Cioccolato vero: facciamo subito chiarezza

Dicendo che per cioccolato vero o puro si intende un cioccolato prodotto senza grassi vegetali diversi dal burro di cacao. La questione non è da poco considerato che in Italia una legge del 1976 vietava l’uso di tali grassi per la realizzazione del cioccolato. Cosa è cambiato ad oggi? Quando in Europa hanno fatto ingresso paesi come Regno Unito, Danimarca, Irlanda, Finlandia, Austria, Portogallo e Svezia, la Comunità Europea ha dovuto armonizzare il mercato del cioccolato fortemente contrapposto e disomogeneo.

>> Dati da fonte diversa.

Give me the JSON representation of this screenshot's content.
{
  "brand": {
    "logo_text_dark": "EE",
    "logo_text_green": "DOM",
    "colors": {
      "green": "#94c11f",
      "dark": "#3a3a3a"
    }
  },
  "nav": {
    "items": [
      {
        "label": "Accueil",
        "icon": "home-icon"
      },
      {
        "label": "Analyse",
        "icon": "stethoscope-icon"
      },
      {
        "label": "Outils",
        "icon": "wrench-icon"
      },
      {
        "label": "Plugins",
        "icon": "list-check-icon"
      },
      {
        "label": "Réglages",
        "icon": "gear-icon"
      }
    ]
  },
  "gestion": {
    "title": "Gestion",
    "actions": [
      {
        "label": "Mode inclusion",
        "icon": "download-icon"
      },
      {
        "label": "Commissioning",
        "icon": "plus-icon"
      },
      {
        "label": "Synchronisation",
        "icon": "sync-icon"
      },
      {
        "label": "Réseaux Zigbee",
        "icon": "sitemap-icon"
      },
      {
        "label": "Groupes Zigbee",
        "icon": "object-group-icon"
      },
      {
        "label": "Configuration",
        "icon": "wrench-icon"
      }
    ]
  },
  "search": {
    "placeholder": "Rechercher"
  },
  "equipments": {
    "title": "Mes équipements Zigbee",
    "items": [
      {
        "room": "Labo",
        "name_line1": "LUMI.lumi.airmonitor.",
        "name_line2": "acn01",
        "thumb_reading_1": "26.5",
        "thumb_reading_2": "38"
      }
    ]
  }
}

Da un lato infatti c’erano i puristi come Italia, Belgio, Francia, Spagna, dall’altra tutti gli altri paesi abituati a sostituire il burro di cacao con gli oli vegetali in grado di ridurre i costi di produzione ma allo stesso tempo anche le qualità nutrizionali e salutari del prodotto. L’Unione Europea con la Direttiva 2000/36/CE, ha concesso l’utilizzo di grassi vegetali in misura non superiore al 5% del prodotto finito, garantendo sempre la percentuale minima di burro di cacao.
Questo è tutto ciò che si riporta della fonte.